Роберт потянулся к стакану с виски, тот оказался пуст. Тогда он взял бутылку в руку, внезапно осознав, что уже успел прикончить четверть ее содержимого. Но не чувствовал себя пьяным, хотя ему хотелось напиться в стельку и забыть обо всем. О кучи собственных ошибок, о том, как обращался с Флейм очень долгое время. О вечере, когда сорвался и едва не перешел грань, за которой не было возврата. Разве он не заслужил подобного итога? Вполне.
В этот момент Роберт услышал звук подъезжающей машины. Флейм вернулась.

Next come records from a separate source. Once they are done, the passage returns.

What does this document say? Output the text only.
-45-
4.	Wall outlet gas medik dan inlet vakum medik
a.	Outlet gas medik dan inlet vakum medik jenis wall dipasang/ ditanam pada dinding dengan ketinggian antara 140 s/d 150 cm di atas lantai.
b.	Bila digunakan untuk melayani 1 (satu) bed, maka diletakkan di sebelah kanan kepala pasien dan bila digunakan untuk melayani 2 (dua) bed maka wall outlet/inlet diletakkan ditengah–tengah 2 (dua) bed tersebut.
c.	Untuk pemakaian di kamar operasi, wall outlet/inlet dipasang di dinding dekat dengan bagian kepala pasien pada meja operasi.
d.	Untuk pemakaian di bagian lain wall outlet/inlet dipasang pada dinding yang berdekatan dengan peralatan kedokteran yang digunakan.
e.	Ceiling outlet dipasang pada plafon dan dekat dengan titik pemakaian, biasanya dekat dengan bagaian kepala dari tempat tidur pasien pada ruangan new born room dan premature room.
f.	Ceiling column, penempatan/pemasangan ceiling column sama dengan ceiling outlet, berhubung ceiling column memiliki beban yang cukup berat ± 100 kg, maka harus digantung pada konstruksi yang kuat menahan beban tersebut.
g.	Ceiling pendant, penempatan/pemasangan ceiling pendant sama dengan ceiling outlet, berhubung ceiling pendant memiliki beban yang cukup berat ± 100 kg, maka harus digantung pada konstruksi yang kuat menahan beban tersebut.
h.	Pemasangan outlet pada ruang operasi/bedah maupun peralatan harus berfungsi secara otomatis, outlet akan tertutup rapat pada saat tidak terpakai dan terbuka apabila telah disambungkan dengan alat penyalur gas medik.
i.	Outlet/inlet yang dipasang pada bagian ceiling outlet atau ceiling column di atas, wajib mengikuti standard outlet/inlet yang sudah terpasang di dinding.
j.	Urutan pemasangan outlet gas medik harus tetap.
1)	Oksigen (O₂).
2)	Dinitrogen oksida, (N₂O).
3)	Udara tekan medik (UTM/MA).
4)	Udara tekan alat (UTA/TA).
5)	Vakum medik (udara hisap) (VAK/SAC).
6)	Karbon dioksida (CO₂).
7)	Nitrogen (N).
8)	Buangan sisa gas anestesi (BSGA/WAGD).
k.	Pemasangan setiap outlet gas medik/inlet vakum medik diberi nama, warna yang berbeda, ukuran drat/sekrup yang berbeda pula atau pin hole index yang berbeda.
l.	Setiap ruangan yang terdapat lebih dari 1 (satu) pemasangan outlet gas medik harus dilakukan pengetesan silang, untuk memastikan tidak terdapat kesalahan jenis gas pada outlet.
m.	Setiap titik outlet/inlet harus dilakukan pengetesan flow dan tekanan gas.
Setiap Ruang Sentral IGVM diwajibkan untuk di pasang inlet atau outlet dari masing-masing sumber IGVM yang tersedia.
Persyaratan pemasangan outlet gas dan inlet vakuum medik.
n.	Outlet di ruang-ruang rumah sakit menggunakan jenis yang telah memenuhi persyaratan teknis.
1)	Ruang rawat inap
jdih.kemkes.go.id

Он взглянул на часы. Не так уж и много времени прошло с ее отъезда. Неужели она передумала? Роберт тут же посмеялся над собой, ага, размечтался. Он ведь понятия не имеет, сколько по времени длится аборт, чтобы серьёзно рассуждать на данную тему.
Когда Флейм вошла в дом, выглядела она бледной. Роберт почувствовал злость, ему хотелось бросить ей что-то жесткое и обидное, ведь она убила их ребенка. Но в итоге не стал. Пора забыть и двигаться дальше.
— Как себя чувствуешь?
Несмотря на вполне стандартный вопрос, в голосе Роберта сквозило обвинение. Закрыв за собой входную дверь и кинув ключи в сумочку, Флейм подняла на него глаза. Он сидел в кресле за рабочим столом, все компьютеры были выключены, на столешнице стояла бутылка виски и стакан, в котором тоже был виски. Замечательно, Барр решил напиться. Как смело и по-взрослому!
Флейм захотелось кинуть в него чем-нибудь тяжелым, хотя бы свою сумочку. Ведь это он втянул ее… из-за него она…
— Хочется прилечь.
— Может, кофе сварить и чего-нибудь поесть?
— Оставь свою заботу при себе, Роберт. Мы оба знаем, как сейчас ты ненавидишь меня.
— Сейчас я беспокоюсь о тебе. Выглядишь ты неважно.
— Я убила твоего ребенка, а ты беспокоишься обо мне?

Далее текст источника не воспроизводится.